Modulating the water gas shift reaction via strong interfacial interaction between a defective oxide matrix and exsolved metal nanoparticles

Abstract

Perovskite oxides with exsolved metal nanoparticles have recently attracted great attention because of their outstanding activity and stability at elevated temperature. Despite many pioneering studies on catalyst development, the underlying mechanism for the high activity of exsolution materials is still not fully understood. Particularly, the role of an oxide–metal interface in determining the elemental reaction steps is still unrevealed. In this work, taking Pr_0.4Sr_0.6Co_xFe_0.9−xNb_0.1O_3−δ (PSCxFN, x = 0, 0.2, 0.7) as solid precursors, we synthesize layered perovskite oxide with metal nanoparticles on the surface by thermal reduction. The catalyst with a 20% Co doping level exhibits optimal high temperature water gas shift reaction (HT-WGSR) activity, which is noticeably better than that of commercial catalysts.

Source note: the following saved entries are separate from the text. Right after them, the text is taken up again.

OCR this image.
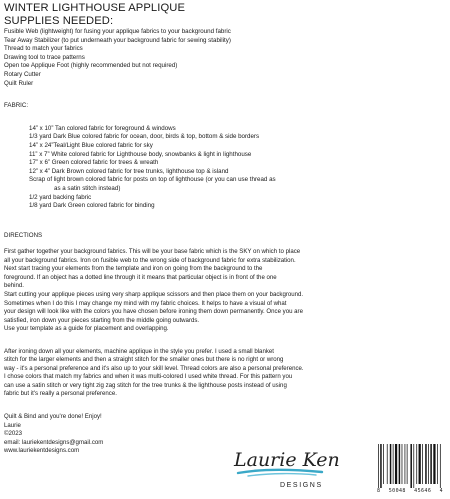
WINTER LIGHTHOUSE APPLIQUE
SUPPLIES NEEDED:
Fusible Web (lightweight) for fusing your applique fabrics to your background fabric
Tear Away Stabilizer (to put underneath your background fabric for sewing stability)
Thread to match your fabrics
Drawing tool to trace patterns
Open toe Applique Foot (highly recommended but not required)
Rotary Cutter
Quilt Ruler
FABRIC:
14” x 10” Tan colored fabric for foreground & windows
1/3 yard Dark Blue colored fabric for ocean, door, birds & top, bottom & side borders
14” x 24”Teal/Light Blue colored fabric for sky
11” x 7” White colored fabric for Lighthouse body, snowbanks & light in lighthouse
17” x 6” Green colored fabric for trees & wreath
12” x 4” Dark Brown colored fabric for tree trunks, lighthouse top & island
Scrap of light brown colored fabric for posts on top of lighthouse (or you can use thread as
as a satin stitch instead)
1/2 yard backing fabric
1/8 yard Dark Green colored fabric for binding
DIRECTIONS
First gather together your background fabrics. This will be your base fabric which is the SKY on which to place
all your background fabrics. Iron on fusible web to the wrong side of background fabric for extra stabilization.
Next start tracing your elements from the template and iron on going from the background to the
foreground. If an object has a dotted line through it it means that particular object is in front of the one
behind.
Start cutting your applique pieces using very sharp applique scissors and then place them on your background.
Sometimes when I do this I may change my mind with my fabric choices. It helps to have a visual of what
your design will look like with the colors you have chosen before ironing them down permanently. Once you are
satisfied, iron down your pieces starting from the middle going outwards.
Use your template as a guide for placement and overlapping.
After ironing down all your elements, machine applique in the style you prefer. I used a small blanket
stitch for the larger elements and then a straight stitch for the smaller ones but there is no right or wrong
way - it's a personal preference and it's also up to your skill level. Thread colors are also a personal preference.
I chose colors that match my fabrics and when it was multi-colored I used white thread. For this pattern you
can use a satin stitch or very tight zig zag stitch for the tree trunks & the lighthouse posts instead of using
fabric but it's really a personal preference.
Quilt & Bind and you're done! Enjoy!
Laurie
©2023
email: lauriekentdesigns@gmail.com
www.lauriekentdesigns.com	Laurie Kent
DESIGNS
8 50048 45646 4
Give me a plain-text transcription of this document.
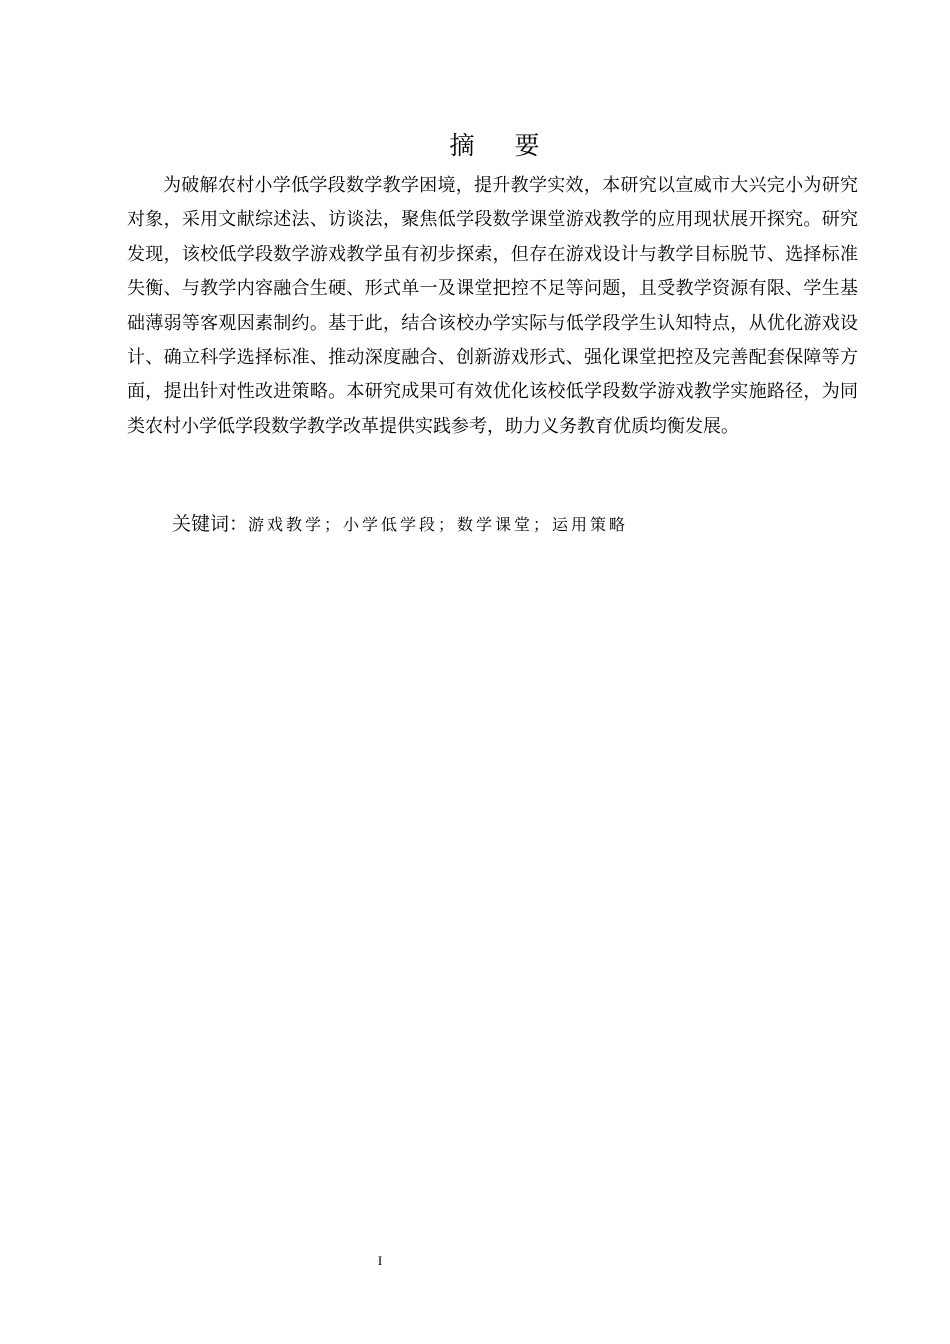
摘 要

为破解农村小学低学段数学教学困境，提升教学实效，本研究以宣威市大兴完小为研究对象，采用文献综述法、访谈法，聚焦低学段数学课堂游戏教学的应用现状展开探究。研究发现，该校低学段数学游戏教学虽有初步探索，但存在游戏设计与教学目标脱节、选择标准失衡、与教学内容融合生硬、形式单一及课堂把控不足等问题，且受教学资源有限、学生基础薄弱等客观因素制约。基于此，结合该校办学实际与低学段学生认知特点，从优化游戏设计、确立科学选择标准、推动深度融合、创新游戏形式、强化课堂把控及完善配套保障等方面，提出针对性改进策略。本研究成果可有效优化该校低学段数学游戏教学实施路径，为同类农村小学低学段数学教学改革提供实践参考，助力义务教育优质均衡发展。

关键词：游戏教学；小学低学段；数学课堂；运用策略

I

The combination of an advanced spectroscopy technique and density functional theory calculations reveals that, by introducing oxygen vacancies in an oxide matrix, H₂O adsorption and dissociation on the oxide–metal interface are effectively enhanced. Excessive oxygen vacancies, nevertheless, cause too strong binding of CO to the interfacial site, and a significantly high energy barrier for the carboxyl formation step, which is the rate determining step for the HT-WGSR. Our results provide critical insights into the role of the metal–oxide interface and can guide the rational design of exsolution materials for other high temperature thermal catalysis systems.